The Three Energy Steps of Dissolution
The overall energy change during dissolution is the net result of three distinct energy steps. These steps are viewed as a theoretical sequence, even though they happen simultaneously at the molecular level. The first two steps require an input of energy (endothermic) and involve breaking the attractive forces that hold the original components together.
The first step requires energy to separate the solute particles from each other, overcoming forces like the lattice energy in a crystal or the intermolecular forces between molecules. The second step is also endothermic, demanding energy to separate the solvent particles to create space for the solute. For a liquid solvent like water, this energy is needed to disrupt the existing intermolecular attractions, such as hydrogen bonds.
The final step involves the separated solute and solvent particles coming together to form the solution, a process called solvation (or hydration when water is the solvent). This step is always exothermic because energy is released as new, stable attractive forces form between the solute and solvent molecules. The overall enthalpy of solution is the algebraic sum of the energy consumed in the first two steps and the energy released in the third step.
When Dissolution Absorbs Heat (Endothermic Process)
Dissolution is endothermic when the energy absorbed in the first two steps is greater than the energy released during solvation. The net energy change is positive, and the system draws heat from the environment to make up the deficit. The result is that the solution and its container feel cool to the touch.

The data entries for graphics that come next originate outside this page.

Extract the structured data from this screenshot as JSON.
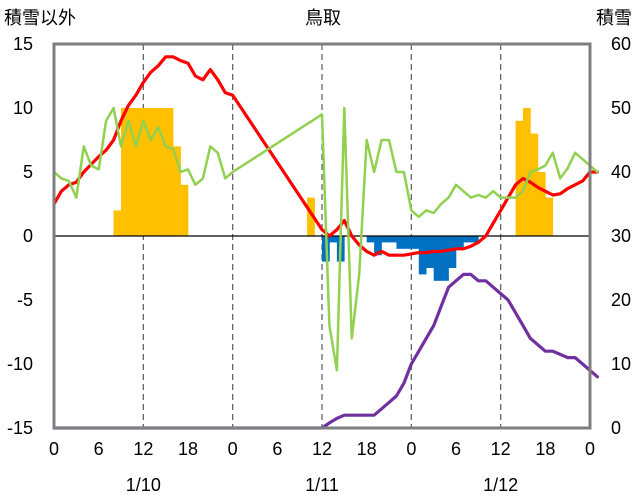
{
  "chart_data": {
    "type": "bar+line",
    "title": "鳥取",
    "ylabel_left": "積雪以外",
    "ylabel_right": "積雪",
    "ylim_left": [
      -15,
      15
    ],
    "ylim_right": [
      0,
      60
    ],
    "yticks_left": [
      "15",
      "10",
      "5",
      "0",
      "-5",
      "-10",
      "-15"
    ],
    "yticks_right": [
      "60",
      "50",
      "40",
      "30",
      "20",
      "10",
      "0"
    ],
    "x_hour_labels": [
      "0",
      "6",
      "12",
      "18",
      "0",
      "6",
      "12",
      "18",
      "0",
      "6",
      "12",
      "18",
      "0"
    ],
    "date_labels": [
      "1/10",
      "1/11",
      "1/12"
    ],
    "grid": "dashed vertical lines at 12h and at day boundaries inside the plot",
    "colors": {
      "frame": "#7f7f7f",
      "zero_line": "#000000",
      "grid": "#595959",
      "positive_bar": "#ffc000",
      "negative_bar": "#0070c0",
      "red_line": "#ff0000",
      "green_line": "#92d050",
      "purple_line": "#7030a0"
    },
    "series": [
      {
        "type": "bar",
        "color": "#ffc000",
        "axis": "left",
        "points": [
          [
            8,
            2
          ],
          [
            9,
            10
          ],
          [
            10,
            10
          ],
          [
            11,
            10
          ],
          [
            12,
            10
          ],
          [
            13,
            10
          ],
          [
            14,
            10
          ],
          [
            15,
            10
          ],
          [
            16,
            7
          ],
          [
            17,
            4
          ],
          [
            34,
            3
          ],
          [
            62,
            9
          ],
          [
            63,
            10
          ],
          [
            64,
            8
          ],
          [
            65,
            5
          ],
          [
            66,
            3
          ]
        ]
      },
      {
        "type": "bar",
        "color": "#0070c0",
        "axis": "left",
        "points": [
          [
            36,
            -2
          ],
          [
            37,
            -0.5
          ],
          [
            38,
            -2
          ],
          [
            42,
            -0.5
          ],
          [
            43,
            -1.5
          ],
          [
            44,
            -0.5
          ],
          [
            45,
            -0.5
          ],
          [
            46,
            -1
          ],
          [
            47,
            -1
          ],
          [
            48,
            -1
          ],
          [
            49,
            -3
          ],
          [
            50,
            -2.5
          ],
          [
            51,
            -3.5
          ],
          [
            52,
            -3.5
          ],
          [
            53,
            -2.5
          ],
          [
            54,
            -1
          ],
          [
            55,
            -0.5
          ],
          [
            56,
            -0.5
          ]
        ]
      },
      {
        "type": "line",
        "color": "#ff0000",
        "axis": "left",
        "points": [
          [
            0,
            2.5
          ],
          [
            1,
            3.5
          ],
          [
            2,
            4
          ],
          [
            3,
            4.2
          ],
          [
            4,
            5
          ],
          [
            5,
            5.6
          ],
          [
            6,
            6.2
          ],
          [
            7,
            6.7
          ],
          [
            8,
            7.5
          ],
          [
            9,
            9
          ],
          [
            10,
            10.2
          ],
          [
            11,
            11
          ],
          [
            12,
            12
          ],
          [
            13,
            12.8
          ],
          [
            14,
            13.3
          ],
          [
            15,
            14
          ],
          [
            16,
            14
          ],
          [
            17,
            13.7
          ],
          [
            18,
            13.5
          ],
          [
            19,
            12.5
          ],
          [
            20,
            12.2
          ],
          [
            21,
            13
          ],
          [
            22,
            12.2
          ],
          [
            23,
            11.2
          ],
          [
            24,
            11
          ],
          [
            36,
            0.5
          ],
          [
            37,
            0
          ],
          [
            38,
            0.5
          ],
          [
            39,
            1.2
          ],
          [
            40,
            0
          ],
          [
            41,
            -0.7
          ],
          [
            42,
            -1.2
          ],
          [
            43,
            -1.5
          ],
          [
            44,
            -1.2
          ],
          [
            45,
            -1.5
          ],
          [
            46,
            -1.5
          ],
          [
            47,
            -1.5
          ],
          [
            48,
            -1.4
          ],
          [
            49,
            -1.3
          ],
          [
            50,
            -1.3
          ],
          [
            51,
            -1.2
          ],
          [
            52,
            -1.2
          ],
          [
            53,
            -1.1
          ],
          [
            54,
            -1
          ],
          [
            55,
            -1
          ],
          [
            56,
            -0.8
          ],
          [
            57,
            -0.5
          ],
          [
            58,
            0
          ],
          [
            59,
            1
          ],
          [
            60,
            2
          ],
          [
            61,
            3
          ],
          [
            62,
            4
          ],
          [
            63,
            4.5
          ],
          [
            64,
            4.2
          ],
          [
            65,
            3.8
          ],
          [
            66,
            3.5
          ],
          [
            67,
            3.2
          ],
          [
            68,
            3.3
          ],
          [
            69,
            3.7
          ],
          [
            70,
            4
          ],
          [
            71,
            4.3
          ],
          [
            72,
            5
          ],
          [
            73,
            5
          ]
        ]
      },
      {
        "type": "line",
        "color": "#92d050",
        "axis": "left",
        "points": [
          [
            0,
            5
          ],
          [
            1,
            4.5
          ],
          [
            2,
            4.3
          ],
          [
            3,
            3
          ],
          [
            4,
            7
          ],
          [
            5,
            5.5
          ],
          [
            6,
            5.2
          ],
          [
            7,
            9
          ],
          [
            8,
            10
          ],
          [
            9,
            7
          ],
          [
            10,
            9
          ],
          [
            11,
            7
          ],
          [
            12,
            9
          ],
          [
            13,
            7.5
          ],
          [
            14,
            8.5
          ],
          [
            15,
            7
          ],
          [
            16,
            6.8
          ],
          [
            17,
            5
          ],
          [
            18,
            5.2
          ],
          [
            19,
            4
          ],
          [
            20,
            4.5
          ],
          [
            21,
            7
          ],
          [
            22,
            6.5
          ],
          [
            23,
            4.5
          ],
          [
            24,
            5
          ],
          [
            36,
            9.5
          ],
          [
            37,
            -7
          ],
          [
            38,
            -10.5
          ],
          [
            39,
            10
          ],
          [
            40,
            -8
          ],
          [
            41,
            -3
          ],
          [
            42,
            7.5
          ],
          [
            43,
            5
          ],
          [
            44,
            7.5
          ],
          [
            45,
            7.5
          ],
          [
            46,
            5
          ],
          [
            47,
            5
          ],
          [
            48,
            2
          ],
          [
            49,
            1.5
          ],
          [
            50,
            2
          ],
          [
            51,
            1.8
          ],
          [
            52,
            2.5
          ],
          [
            53,
            3
          ],
          [
            54,
            4
          ],
          [
            55,
            3.5
          ],
          [
            56,
            3
          ],
          [
            57,
            3.2
          ],
          [
            58,
            3
          ],
          [
            59,
            3.5
          ],
          [
            60,
            3
          ],
          [
            61,
            3
          ],
          [
            62,
            3
          ],
          [
            63,
            3.5
          ],
          [
            64,
            5
          ],
          [
            65,
            5.2
          ],
          [
            66,
            5.5
          ],
          [
            67,
            6.5
          ],
          [
            68,
            4.5
          ],
          [
            69,
            5.3
          ],
          [
            70,
            6.5
          ],
          [
            71,
            6
          ],
          [
            72,
            5.5
          ],
          [
            73,
            5
          ]
        ]
      },
      {
        "type": "line",
        "color": "#7030a0",
        "axis": "right",
        "points": [
          [
            0,
            0
          ],
          [
            24,
            0
          ],
          [
            36,
            0
          ],
          [
            37,
            0.8
          ],
          [
            38,
            1.5
          ],
          [
            39,
            2
          ],
          [
            40,
            2
          ],
          [
            41,
            2
          ],
          [
            42,
            2
          ],
          [
            43,
            2
          ],
          [
            44,
            3
          ],
          [
            45,
            4
          ],
          [
            46,
            5
          ],
          [
            47,
            7
          ],
          [
            48,
            10
          ],
          [
            49,
            12
          ],
          [
            50,
            14
          ],
          [
            51,
            16
          ],
          [
            52,
            19
          ],
          [
            53,
            22
          ],
          [
            54,
            23
          ],
          [
            55,
            24
          ],
          [
            56,
            24
          ],
          [
            57,
            23
          ],
          [
            58,
            23
          ],
          [
            59,
            22
          ],
          [
            60,
            21
          ],
          [
            61,
            20
          ],
          [
            62,
            18
          ],
          [
            63,
            16
          ],
          [
            64,
            14
          ],
          [
            65,
            13
          ],
          [
            66,
            12
          ],
          [
            67,
            12
          ],
          [
            68,
            11.5
          ],
          [
            69,
            11
          ],
          [
            70,
            11
          ],
          [
            71,
            10
          ],
          [
            72,
            9
          ],
          [
            73,
            8
          ]
        ]
      }
    ]
  }
}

This cooling effect is harnessed in practical applications like instant cold packs, which often contain salts such as ammonium nitrate (\(\text{NH}_4\text{NO}_3\)) or potassium chloride (\(\text{KCl}\)). These substances are endothermic because they possess a high lattice energy, requiring a large amount of energy to pull the ionic crystal structure apart. The energy released when the ions are solvated by water is not sufficient to compensate for this initial energy investment.
When Dissolution Releases Heat (Exothermic Process)
Dissolution is exothermic when the energy released during the formation of new solute-solvent interactions outweighs the energy required to separate the original particles. This results in a negative overall enthalpy of solution, and the excess energy is transferred to the surroundings as heat. Consequently, the solution’s temperature rises.
A common example of this is dissolving solid sodium hydroxide (\(\text{NaOH}\)) pellets in water or the dilution of concentrated sulfuric acid (\(\text{H}_2\text{SO}_4\)). In these cases, the solvation of the ions or molecules is so energetically favorable that it easily overcomes the energy needed to break the initial bonds. The significant energy release from the powerful hydration of small, highly charged ions is the driving factor, making the process intensely exothermic.